As we can see above the average tweet contains ~16 non-zero columns. 

## Modeling

In [90]:
# import necessary libraries
from sklearn.metrics import accuracy_score
from sklearn.ensemble import RandomForestClassifier
from sklearn.naive_bayes import MultinomialNB

In [93]:
# instantiate initial models
nb_classifier = MultinomialNB()
rf_classifier = RandomForestClassifier(n_estimators=100)

In [95]:
# fit naive bayes model
nb_classifier.fit(tf_idf_data_train, train_target)
nb_train_preds = nb_classifier.predict(tf_idf_data_train)
nb_test_preds = nb_classifier.predict(tf_idf_data_test)

In [96]:
# fit random forest classifier
rf_classifier.fit(tf_idf_data_train, train_target)
rf_train_preds = rf_classifier.predict(tf_idf_data_train)
rf_test_preds = rf_classifier.predict(tf_idf_data_test)

In [99]:
# print results
nb_train_score = accuracy_score(train_target, nb_train_preds)
nb_test_score = accuracy_score(test_target, nb_test_preds)
rf_train_score = accuracy_score(train_target, rf_train_preds)
rf_test_score = accuracy_score(test_target, rf_test_preds)

In [100]:
print("Multinomial Naive Bayes")
print("Training Accuracy: {:.4} \t\t Testing Accuracy: {:.4}".format(nb_train_score, nb_test_score))
print("")
print('-'*70)
print("")
print('Random Forest')
print("Training Accuracy: {:.4} \t\t Testing Accuracy: {:.4}".format(rf_train_score, rf_test_score))

Multinomial Naive Bayes
Training Accuracy: 0.8497 		 Testing Accuracy: 0.8418

----------------------------------------------------------------------

Random Forest
Training Accuracy: 1.0 		 Testing Accuracy: 0.8655


In [101]:
# think about further lemmatizing, n-grams, etc.

## 3. Data Preparation

## 4. Modeling
This is a classification task, aimed at classifying tweets based on their sentiment.  As a result, we will iterate through a number of potential models / hyperparameters to arrive at the optimal model for our task.
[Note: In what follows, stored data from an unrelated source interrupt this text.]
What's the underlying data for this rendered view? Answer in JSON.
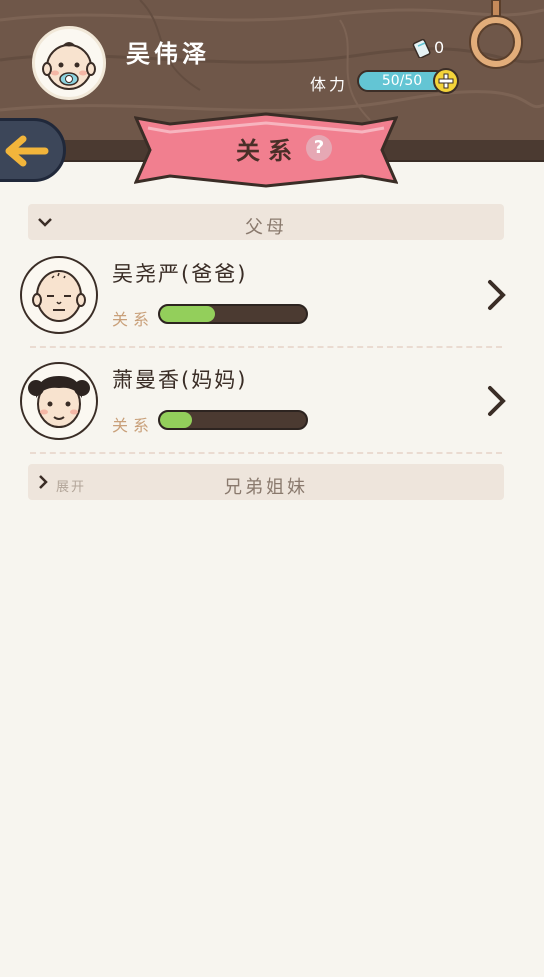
{
  "player": {
    "name": "吴伟泽",
    "ticket_count": "0"
  },
  "stamina": {
    "label": "体力",
    "value": "50/50",
    "current": 50,
    "max": 50
  },
  "page": {
    "title": "关系",
    "help_symbol": "?"
  },
  "sections": [
    {
      "title": "父母",
      "expanded": true,
      "members": [
        {
          "name": "吴尧严(爸爸)",
          "relation_label": "关系",
          "relation_level": 0.38
        },
        {
          "name": "萧曼香(妈妈)",
          "relation_label": "关系",
          "relation_level": 0.22
        }
      ]
    },
    {
      "title": "兄弟姐妹",
      "expanded": false,
      "toggle_label": "展开"
    }
  ],
  "colors": {
    "header_wood": "#6f5749",
    "ribbon_pink": "#f17f8f",
    "stamina_blue": "#63c5d4",
    "relation_green": "#93cf5b",
    "back_arrow": "#f2b53b"
  },
  "icons": [
    "ticket-icon",
    "ring-icon",
    "plus-icon",
    "back-arrow-icon",
    "help-icon",
    "chevron-down-icon",
    "chevron-right-icon"
  ]
}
Following metrics will be generated to help evaluate models:
* Accuracy: total number of correct predictions out of total observations
* Recall: number of true positives out of actual total positives.
* Precision: number of true positives out of predicted positives.
* F1 Score: harmonic mean of precision and recall.